如何在 python 中使用多处理计算 f1 分数？

Question

I've got an array of paired binary labels: y_true , y_pred .我有一组成对的二进制标签： y_true ， y_pred 。 My array contains ~50 million elements, and I wish to evaluate success using f1 score preferably, or AUC.我的数组包含约 5000 万个元素，我希望最好使用f1 分数或 AUC 来评估成功。

However, calculating f1 using sklearn takes relatively long time – about half the time needed for an entire epoch.但是，使用sklearn计算 f1 需要相对较长的时间——大约是整个 epoch 所需时间的一半。 Calculating AUC was faster, but too slow as well.计算 AUC 更快，但也太慢了。 Similar question yielded Faster AUC in sklearn or python , but I'm not sure I can try this one.类似的问题在 sklearn 或 python 中产生了更快的 AUC ，但我不确定我可以试试这个。

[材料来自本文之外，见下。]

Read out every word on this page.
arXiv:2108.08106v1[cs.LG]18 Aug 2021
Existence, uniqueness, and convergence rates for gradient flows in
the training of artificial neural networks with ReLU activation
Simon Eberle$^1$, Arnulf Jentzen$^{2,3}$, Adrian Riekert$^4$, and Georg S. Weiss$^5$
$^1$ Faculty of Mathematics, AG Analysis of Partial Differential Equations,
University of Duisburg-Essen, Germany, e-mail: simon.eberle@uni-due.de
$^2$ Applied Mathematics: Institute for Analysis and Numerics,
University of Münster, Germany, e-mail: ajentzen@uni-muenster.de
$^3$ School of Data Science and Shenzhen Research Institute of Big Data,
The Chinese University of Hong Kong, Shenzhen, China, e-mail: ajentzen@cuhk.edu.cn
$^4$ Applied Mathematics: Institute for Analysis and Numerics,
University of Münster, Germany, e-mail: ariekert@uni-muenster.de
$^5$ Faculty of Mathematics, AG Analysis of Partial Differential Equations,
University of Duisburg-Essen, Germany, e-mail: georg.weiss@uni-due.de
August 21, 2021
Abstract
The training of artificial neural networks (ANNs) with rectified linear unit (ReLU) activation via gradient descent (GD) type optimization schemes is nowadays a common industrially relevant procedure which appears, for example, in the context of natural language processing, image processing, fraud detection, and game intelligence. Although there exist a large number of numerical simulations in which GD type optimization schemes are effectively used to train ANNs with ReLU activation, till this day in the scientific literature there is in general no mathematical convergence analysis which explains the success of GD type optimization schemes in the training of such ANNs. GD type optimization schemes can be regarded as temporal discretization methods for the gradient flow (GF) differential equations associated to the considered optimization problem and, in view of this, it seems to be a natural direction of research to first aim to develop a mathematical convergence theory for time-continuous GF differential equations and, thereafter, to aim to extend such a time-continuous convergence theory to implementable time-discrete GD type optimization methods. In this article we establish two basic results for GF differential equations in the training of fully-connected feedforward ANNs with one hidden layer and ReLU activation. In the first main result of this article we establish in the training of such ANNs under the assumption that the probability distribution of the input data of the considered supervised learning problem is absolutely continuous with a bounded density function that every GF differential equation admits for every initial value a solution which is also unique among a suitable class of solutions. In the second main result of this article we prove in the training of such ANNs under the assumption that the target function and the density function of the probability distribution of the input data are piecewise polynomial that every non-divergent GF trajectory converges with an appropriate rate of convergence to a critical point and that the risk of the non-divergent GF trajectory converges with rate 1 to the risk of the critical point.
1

Is there a way to speed up those calculations, perhaps with multiprocessing?有没有办法加快这些计算，也许是多处理？

Answer 1

Alright, so apparently Scikit-learn implementation ran too slow on my two vectors, so I modified this implementation , so it fits numpy arrays and it is now much faster (0.25 seconds compared to 50+ seconds on sk-learn).好吧，显然 Scikit-learn 实现在我的两个向量上运行得太慢了，所以我修改了这个实现，所以它适合 numpy arrays 现在比 50+ 秒快得多（0.25 秒）。 Original implementation using torch.Tensors.使用 torch.Tensors 的原始实现。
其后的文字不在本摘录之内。